3. Communicate to your candidates on what you are looking for

Honest communication is vital to the hiring process. You should be clear with candidates from the beginning about what you’re looking for so that they can tailor their application to you. 

Clearly describe the position in the job advert, listing all responsibilities as well as the desired skills and experience. At every point of contact with the candidate summarize these again to make sure they fully understand what is expected in the available role.

This will help you to attract candidates who have the potential to excel in the advertised position. 

4. Source candidates with the right channels

Different positions will require different personality types and levels of work experience. The type of candidate you’re targeting for a specific position, will determine which channels you should be using. 

For example, if you’re looking to fill a role quickly or source local candidates, you could use a dedicated job site. Or, if you’re looking for candidates with more business-oriented skills then you might use a connection site like LinkedIn. 

Hiring has been through a digital transformation in recent years that means it’s highly reliant on multichannel advertising of roles.

Related reading: how to improve your talent sourcing this year

5. Maximize your multi-channel presence

Not every potential candidate will use every channel where positions are advertised. By only using one or two channels, you might be missing out on highly skilled individuals simply because they haven’t seen the role. 

You should aim to have a presence on at least one or two dedicated job-hunting sites as well as your social media channels to announce any recruitment drives. You could also look into more traditional methods of newspaper or news-site advertising if your business is location specific. 

6. Align the interview process to the role

Make sure that your interview process isn’t performative. This means that both you and the candidate should get something out of the interview. 

Most of the time, this will take the form of information. The interview is your chance to get to know the candidate and their skills, but it’s also a chance for the candidate to find out about your company. 

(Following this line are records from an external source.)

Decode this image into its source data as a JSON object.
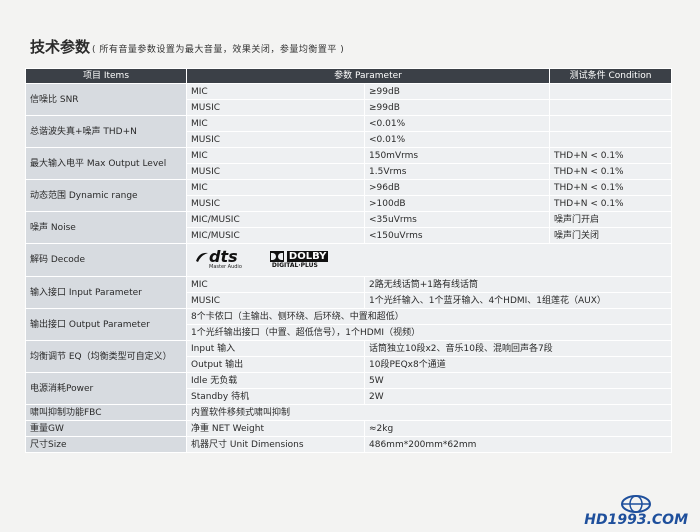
{
  "page": {
    "title": "技术参数",
    "subtitle": "( 所有音量参数设置为最大音量，效果关闭，参量均衡置平 )"
  },
  "table": {
    "headers": [
      "项目 Items",
      "参数 Parameter",
      "测试条件 Condition"
    ],
    "rows": {
      "snr": {
        "item": "信噪比 SNR",
        "sub": [
          [
            "MIC",
            "≥99dB",
            ""
          ],
          [
            "MUSIC",
            "≥99dB",
            ""
          ]
        ]
      },
      "thd": {
        "item": "总谐波失真+噪声 THD+N",
        "sub": [
          [
            "MIC",
            "<0.01%",
            ""
          ],
          [
            "MUSIC",
            "<0.01%",
            ""
          ]
        ]
      },
      "max_output": {
        "item": "最大输入电平 Max Output Level",
        "sub": [
          [
            "MIC",
            "150mVrms",
            "THD+N < 0.1%"
          ],
          [
            "MUSIC",
            "1.5Vrms",
            "THD+N < 0.1%"
          ]
        ]
      },
      "dynamic": {
        "item": "动态范围 Dynamic range",
        "sub": [
          [
            "MIC",
            ">96dB",
            "THD+N < 0.1%"
          ],
          [
            "MUSIC",
            ">100dB",
            "THD+N < 0.1%"
          ]
        ]
      },
      "noise": {
        "item": "噪声 Noise",
        "sub": [
          [
            "MIC/MUSIC",
            "<35uVrms",
            "噪声门开启"
          ],
          [
            "MIC/MUSIC",
            "<150uVrms",
            "噪声门关闭"
          ]
        ]
      },
      "decode": {
        "item": "解码 Decode",
        "dts_mark": "dts",
        "dts_sub": "Master Audio",
        "dolby_mark": "DOLBY",
        "dolby_sub": "DIGITAL·PLUS"
      },
      "input": {
        "item": "输入接口 Input Parameter",
        "sub": [
          [
            "MIC",
            "2路无线话筒+1路有线话筒"
          ],
          [
            "MUSIC",
            "1个光纤输入、1个蓝牙输入、4个HDMI、1组莲花（AUX）"
          ]
        ]
      },
      "output": {
        "item": "输出接口 Output Parameter",
        "lines": [
          "8个卡侬口（主输出、侧环绕、后环绕、中置和超低）",
          "1个光纤输出接口（中置、超低信号），1个HDMI（视频）"
        ]
      },
      "eq": {
        "item": "均衡调节 EQ（均衡类型可自定义）",
        "sub": [
          [
            "Input 输入",
            "话筒独立10段x2、音乐10段、混响回声各7段"
          ],
          [
            "Output 输出",
            "10段PEQx8个通道"
          ]
        ]
      },
      "power": {
        "item": "电源消耗Power",
        "sub": [
          [
            "Idle 无负载",
            "5W"
          ],
          [
            "Standby 待机",
            "2W"
          ]
        ]
      },
      "fbc": {
        "item": "啸叫抑制功能FBC",
        "value": "内置软件移频式啸叫抑制"
      },
      "weight": {
        "item": "重量GW",
        "label": "净重 NET Weight",
        "value": "≈2kg"
      },
      "size": {
        "item": "尺寸Size",
        "label": "机器尺寸 Unit Dimensions",
        "value": "486mm*200mm*62mm"
      }
    }
  },
  "watermark": {
    "text": "HD1993.COM"
  },
  "colors": {
    "header_bg": "#3b4047",
    "item_bg": "#d7dbe0",
    "cell_bg": "#eef0f2",
    "page_bg": "#f3f3f2"
  }
}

The interview process should be relevant to the role. Your candidate should have the opportunity to meet some of their potential colleagues and the questions and interview style should relate to the job expectations. 

7. Provide careers and not jobs

Employee retention is a particularly prevalent issue in the retail industry. This is largely down to the perception of retail roles as short-term and unrelated to a career path. 

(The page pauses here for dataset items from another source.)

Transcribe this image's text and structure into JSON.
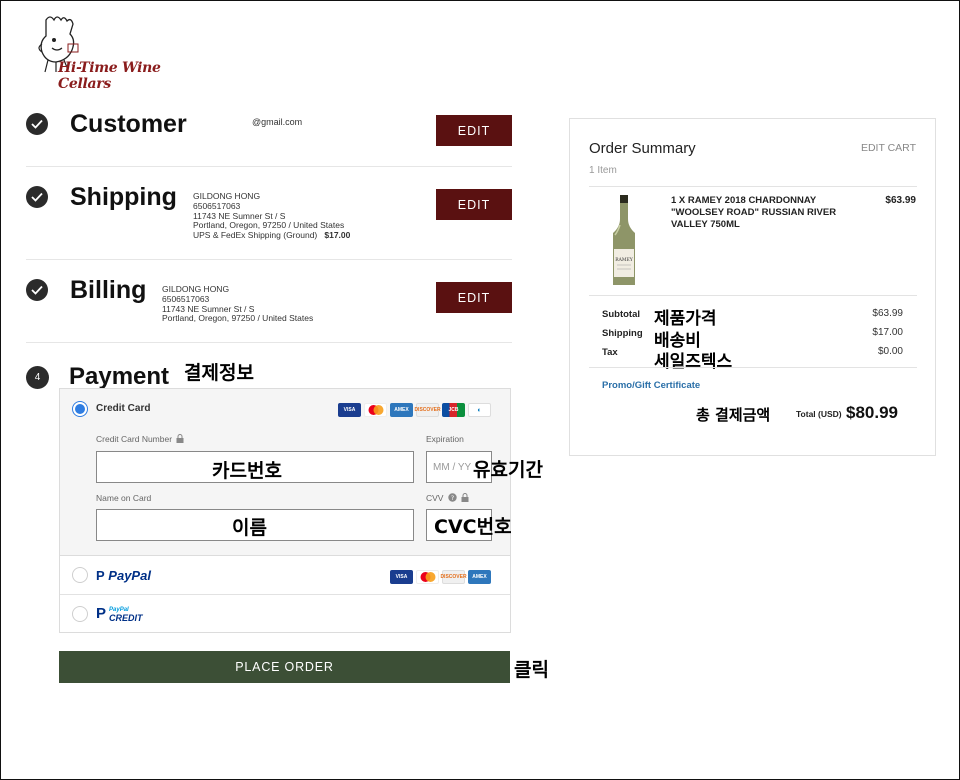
{
  "store": {
    "name": "Hi-Time Wine Cellars"
  },
  "steps": {
    "customer": {
      "title": "Customer",
      "email": "@gmail.com",
      "edit_label": "EDIT"
    },
    "shipping": {
      "title": "Shipping",
      "name": "GILDONG HONG",
      "phone": "6506517063",
      "street": "11743 NE Sumner St / S",
      "city": "Portland, Oregon, 97250 / United States",
      "method": "UPS & FedEx Shipping (Ground)",
      "method_price": "$17.00",
      "edit_label": "EDIT"
    },
    "billing": {
      "title": "Billing",
      "name": "GILDONG HONG",
      "phone": "6506517063",
      "street": "11743 NE Sumner St / S",
      "city": "Portland, Oregon, 97250 / United States",
      "edit_label": "EDIT"
    },
    "payment": {
      "number": "4",
      "title": "Payment"
    }
  },
  "payment": {
    "credit_card_label": "Credit Card",
    "card_number_label": "Credit Card Number",
    "expiration_label": "Expiration",
    "expiration_placeholder": "MM / YY",
    "name_label": "Name on Card",
    "cvv_label": "CVV",
    "paypal_label": "PayPal",
    "paypal_credit_top": "PayPal",
    "paypal_credit_bottom": "CREDIT",
    "place_order_label": "PLACE ORDER",
    "card_brands": [
      "VISA",
      "Mastercard",
      "AMEX",
      "DISCOVER",
      "JCB",
      "Diners"
    ]
  },
  "annotations": {
    "payment_info": "결제정보",
    "card_number": "카드번호",
    "expiry": "유효기간",
    "name": "이름",
    "cvc": "CVC번호",
    "click": "클릭",
    "product_price": "제품가격",
    "shipping_fee": "배송비",
    "sales_tax": "세일즈텍스",
    "total_amount": "총 결제금액"
  },
  "summary": {
    "title": "Order Summary",
    "edit_cart": "EDIT CART",
    "item_count": "1 Item",
    "item_name": "1 X RAMEY 2018 CHARDONNAY \"WOOLSEY ROAD\" RUSSIAN RIVER VALLEY 750ML",
    "item_price": "$63.99",
    "bottle_label": "RAMEY",
    "subtotal_label": "Subtotal",
    "subtotal": "$63.99",
    "shipping_label": "Shipping",
    "shipping": "$17.00",
    "tax_label": "Tax",
    "tax": "$0.00",
    "promo_label": "Promo/Gift Certificate",
    "total_label": "Total (USD)",
    "total": "$80.99"
  },
  "colors": {
    "edit_button": "#5a1111",
    "place_order": "#3c4f36",
    "radio_selected": "#2f7de1",
    "promo_link": "#2a6fa8"
  }
}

By offering candidates the opportunity to progress in your company and build a career, you can help to break down this perception and attract candidates with the right skillset that would otherwise not apply. 

8. Exhibit the company values

One of the goals of the hiring process is to onboard staff who are part of a team and work towards a common aim. 

Displaying the company values right from the start of the hiring process shows that your team is genuine and will be a great team to work with. This will help you to attract talented candidates and unite your hiring team to a single goal. 

This is all part of your employer branding strategy and is good for your public-facing image. 

9. Right attitude means determination to get trained

The best candidate isn’t necessarily the most highly-qualified. Retail is an industry that needs a diverse portfolio of skills, and it’s often unreasonable to expect candidates to have all of them. 

What makes a good retail candidate is the right attitude. This means that they’re willing to learn and able to take on suggestions for improvement. So long as they have the basic communication skills and a friendly attitude, the right candidate can learn to use your inventory systems and payment methods. 

Final Thoughts

Recruiting for retail can be challenging but it can also be incredibly rewarding. The right strategies can help you to create a dedicated and collaborative team that exceeds customer expectations and improves customer retention. 

By offering careers and the opportunity to progress, as well as a streamlined hiring process with clear company values, you’ll attract the right candidates and take your retail recruitment to the next level!